Sunday, February 24, 2013

Two for Tuesday: Potatoes

I don't even care that it's Sunday. Sue me.

 I'm posting my Two for Tuesday recipes up anyway because if I wait for Tuesday, I won't have time to write.

Anyway, potatoes and I have a love-hate relationship. I love potatoes. They hate me and refuse to cook. Really. Not even in the microwave. Our relationship is that disfunctional.

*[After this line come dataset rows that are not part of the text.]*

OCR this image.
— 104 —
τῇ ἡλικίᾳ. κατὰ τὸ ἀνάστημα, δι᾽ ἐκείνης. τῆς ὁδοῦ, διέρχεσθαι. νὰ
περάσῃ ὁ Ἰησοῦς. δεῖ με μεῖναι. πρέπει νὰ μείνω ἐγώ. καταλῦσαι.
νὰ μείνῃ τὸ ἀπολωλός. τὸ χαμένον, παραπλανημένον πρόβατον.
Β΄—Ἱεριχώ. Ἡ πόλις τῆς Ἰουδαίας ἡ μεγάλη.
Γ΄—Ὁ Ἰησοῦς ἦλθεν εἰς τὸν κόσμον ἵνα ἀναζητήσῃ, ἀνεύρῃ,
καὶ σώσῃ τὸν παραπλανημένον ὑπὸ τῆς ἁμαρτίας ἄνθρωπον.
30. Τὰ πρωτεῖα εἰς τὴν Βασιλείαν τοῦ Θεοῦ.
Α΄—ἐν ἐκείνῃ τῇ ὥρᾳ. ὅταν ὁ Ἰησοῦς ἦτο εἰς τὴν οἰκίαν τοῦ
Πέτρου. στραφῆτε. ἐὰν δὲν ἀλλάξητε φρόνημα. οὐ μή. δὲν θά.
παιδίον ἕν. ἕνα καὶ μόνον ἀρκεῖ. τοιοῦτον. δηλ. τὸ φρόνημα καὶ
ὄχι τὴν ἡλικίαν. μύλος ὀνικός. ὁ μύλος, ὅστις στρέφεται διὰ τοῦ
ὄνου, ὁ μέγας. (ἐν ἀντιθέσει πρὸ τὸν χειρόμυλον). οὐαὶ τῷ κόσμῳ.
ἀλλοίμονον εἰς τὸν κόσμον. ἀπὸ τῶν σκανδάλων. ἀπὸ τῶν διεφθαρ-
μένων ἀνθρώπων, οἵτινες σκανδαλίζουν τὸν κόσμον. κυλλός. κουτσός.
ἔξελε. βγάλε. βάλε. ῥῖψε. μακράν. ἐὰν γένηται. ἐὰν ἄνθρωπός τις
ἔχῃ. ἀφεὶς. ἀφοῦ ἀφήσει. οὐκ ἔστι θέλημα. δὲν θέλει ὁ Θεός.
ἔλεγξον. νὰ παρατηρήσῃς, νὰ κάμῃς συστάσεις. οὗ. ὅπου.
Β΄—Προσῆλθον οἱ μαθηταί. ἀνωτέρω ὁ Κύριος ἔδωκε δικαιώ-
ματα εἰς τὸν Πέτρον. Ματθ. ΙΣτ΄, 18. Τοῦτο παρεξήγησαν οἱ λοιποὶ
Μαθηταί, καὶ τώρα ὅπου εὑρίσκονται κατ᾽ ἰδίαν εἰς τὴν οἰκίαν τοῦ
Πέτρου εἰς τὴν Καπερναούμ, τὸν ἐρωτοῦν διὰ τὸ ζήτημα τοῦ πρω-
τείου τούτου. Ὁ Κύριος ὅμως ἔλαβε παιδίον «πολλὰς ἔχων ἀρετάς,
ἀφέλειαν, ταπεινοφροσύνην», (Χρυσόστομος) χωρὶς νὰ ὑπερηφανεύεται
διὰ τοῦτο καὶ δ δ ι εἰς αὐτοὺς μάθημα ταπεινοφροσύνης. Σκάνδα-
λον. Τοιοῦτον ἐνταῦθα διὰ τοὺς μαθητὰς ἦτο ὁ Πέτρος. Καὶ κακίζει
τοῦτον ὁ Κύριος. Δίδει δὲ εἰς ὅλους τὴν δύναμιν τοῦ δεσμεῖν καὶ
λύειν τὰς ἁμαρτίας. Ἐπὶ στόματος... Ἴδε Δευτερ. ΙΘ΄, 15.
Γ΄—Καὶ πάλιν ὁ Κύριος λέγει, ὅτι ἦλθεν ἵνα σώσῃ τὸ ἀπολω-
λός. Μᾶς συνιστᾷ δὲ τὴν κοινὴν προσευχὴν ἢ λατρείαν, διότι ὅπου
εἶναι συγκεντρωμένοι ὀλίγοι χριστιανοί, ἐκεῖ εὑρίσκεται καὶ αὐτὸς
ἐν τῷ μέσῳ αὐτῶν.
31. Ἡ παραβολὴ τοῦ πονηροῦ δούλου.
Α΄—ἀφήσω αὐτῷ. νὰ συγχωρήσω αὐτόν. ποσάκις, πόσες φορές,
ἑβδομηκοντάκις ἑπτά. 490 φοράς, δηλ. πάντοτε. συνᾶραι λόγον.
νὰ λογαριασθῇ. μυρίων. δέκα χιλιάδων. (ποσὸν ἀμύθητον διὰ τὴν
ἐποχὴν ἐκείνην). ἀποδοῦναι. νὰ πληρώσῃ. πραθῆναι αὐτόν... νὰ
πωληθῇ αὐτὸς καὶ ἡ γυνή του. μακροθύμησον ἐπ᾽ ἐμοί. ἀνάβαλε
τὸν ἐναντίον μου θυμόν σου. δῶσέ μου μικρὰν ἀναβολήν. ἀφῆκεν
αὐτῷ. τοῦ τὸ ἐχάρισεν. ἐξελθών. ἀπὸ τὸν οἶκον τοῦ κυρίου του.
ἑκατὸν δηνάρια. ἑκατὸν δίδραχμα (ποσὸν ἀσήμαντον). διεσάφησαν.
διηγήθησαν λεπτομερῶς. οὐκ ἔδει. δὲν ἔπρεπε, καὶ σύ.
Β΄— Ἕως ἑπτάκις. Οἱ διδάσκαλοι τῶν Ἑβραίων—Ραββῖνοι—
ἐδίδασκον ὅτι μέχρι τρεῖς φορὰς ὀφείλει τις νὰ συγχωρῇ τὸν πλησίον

The fact that I cooked two yummy potato dishes this week is nothing short of amazing. I want to write down the recipes so I remember them. They both originally came from All Recipes, but I modified them to reduce the sodium and to match the ingredients I had, so these are the modified versions.

Leek and Potato Soup


Ingredients:

  • 1 cup butter
  • 2 leeks, sliced and rinsed
  • 1 quart broth or stock, low or no-sodium
  • 1 Tbs cornstarch
  • 4 cups potatoes, peeled and cubed
  • 2 cups milk
  • 3 thick slices Velveeta cheese
  • Mrs. Dash to taste 
  • shredded cheddar cheese for garnish

Directions: 

  1. In a large pot, melt butter. Cook leeks until tender. 
  2. Stir cornstarch into 1 cup of broth so that there are no lumps. Add to rest of broth and again, stir out lumps. Add mixture to pot while stirring. (When I made this soup last week, I used some ham drippings I had saved from a previous dinner and added enough water to make 1 quart. This was far from a low sodium option, I know.)
  3. Add the potatoes and bring to a boil. Add Mrs. Dash to taste. Pour in the milk, reduce heat and simmer for 30 minutes until potatoes are cooked through. Add cheese slices and stir until melted. 
  4. Serve and garnish with shredded cheddar cheese.

 (This next recipe was originally "potatoes au gratin" , but the Jedi won't eat any dish with a French name.)

 Cheesy Potatoes


Ingredients


  • 6 medium potatoes, peeled and sliced
  • half an onion sliced and separated into rings (or 1 whole onion)
  • LOTS of Mrs. Dash
  • 1/4 cup butter
  • 1/4 cup flour
  • 3 cups milk
  • 2 1/4 cup shredded cheddar cheese

Directions

  1. Preheat oven to 400. Butter a 2 quart casserole dish.
  2. Place a layer of potatoes in the casserole dish. Season generously. Place another layer. Repeat. When you've used half the potatoes, place a layer of onion rings. Then continue with seasoned layers of potatoes.
  3. In medium sized sauce pan, melt butter over medium heat. Add flour and whisk for at least one minute. 
  4. Add milk and stir until thickened. Season to taste.
  5. Add cheese and stir until melted.
  6. Spoon sauce over potatoes.
  7. Cover with aluminum foil and back for 1 and 1/2 hours. 



1 comment:

Tracy said...

I didn't know you were "potato challenged". Here's how to make the BEST baked potato (you'll never microwave a potato again!).

http://www.food.com/recipe/best-baked-potato-71933

**I've used different oils & sea salt. Yum!